Under applicable data protection law and to the extent provided therein, you have the right of information, correction and deletion, the right to limit data processing and the right to object to our data processing and to the disclosure of certain personal data for the purpose of transmission to another entity. Please note that we reserve the right to assert the restrictions provided for by law, for example, if we are required to store or process certain data, have an overriding interest in doing so or require the data to assert claims. We shall notify you in advance should costs arise for you. Please note that the exercise of these rights may conflict with contractual agreements and this may result in premature termination of the policy or costs. We shall notify you in advance whenever this has not been regulated in a contract.

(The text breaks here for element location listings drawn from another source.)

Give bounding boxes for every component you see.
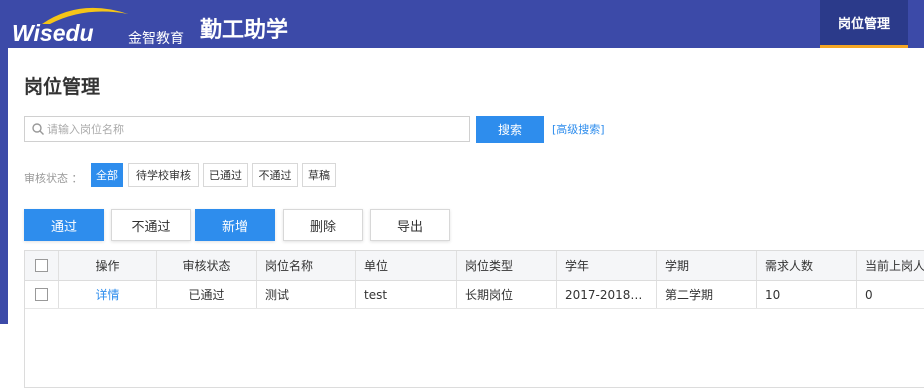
row-checkbox-cell	[25, 281, 59, 308]
required-cell: 10	[757, 281, 857, 308]
tab-position-management[interactable]: 岗位管理	[820, 0, 908, 48]
search-button[interactable]: 搜索	[476, 116, 544, 143]
column-header: 操作	[59, 251, 157, 280]
advanced-search-link[interactable]: [高级搜索]	[552, 121, 605, 137]
logo-text: Wisedu	[12, 20, 94, 46]
type-cell: 长期岗位	[457, 281, 557, 308]
filter-chip-all[interactable]: 全部	[91, 163, 123, 187]
search-input[interactable]	[47, 117, 457, 141]
page-title: 岗位管理	[24, 76, 101, 98]
search-field[interactable]	[24, 116, 470, 142]
status-cell: 已通过	[157, 281, 257, 308]
approve-button[interactable]: 通过	[24, 209, 104, 241]
column-header: 岗位名称	[257, 251, 356, 280]
logo-subtitle: 金智教育	[128, 31, 184, 47]
delete-button[interactable]: 删除	[283, 209, 363, 241]
filter-chip-pending[interactable]: 待学校审核	[128, 163, 199, 187]
filter-label: 审核状态 ：	[24, 172, 83, 185]
year-cell: 2017-2018…	[557, 281, 657, 308]
filter-chip-approved[interactable]: 已通过	[203, 163, 248, 187]
column-header: 需求人数	[757, 251, 857, 280]
current-cell: 0	[865, 287, 873, 302]
reject-button[interactable]: 不通过	[111, 209, 191, 241]
column-header: 审核状态	[157, 251, 257, 280]
add-button[interactable]: 新增	[195, 209, 275, 241]
table-header: 操作 审核状态 岗位名称 单位 岗位类型 学年 学期 需求人数 当前上岗人	[25, 251, 924, 281]
table-row: 详情 已通过 测试 test 长期岗位 2017-2018… 第二学期 10 0	[25, 281, 924, 309]
column-header: 当前上岗人	[865, 259, 924, 273]
left-accent-strip	[0, 48, 8, 324]
unit-cell: test	[356, 281, 457, 308]
column-header: 学年	[557, 251, 657, 280]
header-checkbox-cell	[25, 251, 59, 280]
search-icon	[32, 123, 44, 135]
term-cell: 第二学期	[657, 281, 757, 308]
name-cell: 测试	[257, 281, 356, 308]
row-checkbox[interactable]	[35, 288, 48, 301]
main-content: 岗位管理 搜索 [高级搜索] 审核状态 ： 全部 待学校审核 已通过 不通过 草…	[8, 48, 924, 388]
app-title: 勤工助学	[200, 18, 289, 43]
filter-chip-rejected[interactable]: 不通过	[252, 163, 298, 187]
column-header: 学期	[657, 251, 757, 280]
filter-chip-draft[interactable]: 草稿	[302, 163, 336, 187]
details-link[interactable]: 详情	[59, 281, 157, 308]
positions-table: 操作 审核状态 岗位名称 单位 岗位类型 学年 学期 需求人数 当前上岗人 详情…	[24, 250, 924, 388]
column-header: 单位	[356, 251, 457, 280]
top-header: Wisedu 金智教育 勤工助学 岗位管理	[0, 0, 924, 48]
export-button[interactable]: 导出	[370, 209, 450, 241]
select-all-checkbox[interactable]	[35, 259, 48, 272]
column-header: 岗位类型	[457, 251, 557, 280]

The exercise of such rights usually requires that you provide clear proof of your identity (such as with a copy of your ID, if your identity is otherwise not clear or cannot be verified). You may contact us at the address stated under section 1 in order to assert your rights.

Every affected individual also has the right to assert their claims in court or to file a complaint with the responsible data protection authority. The responsible data protection authority in Liechtenstein is the Liechtenstein Data Protection Office (https://www.llv.li/#/1758/datenschutzstelle).

We may amend this Privacy Policy at any time without prior notice. The current version published on our website shall apply. Insofar as the Privacy Policy forms part of an agreement with you, in case of an update we shall notify you of the change by email or in another suitable manner.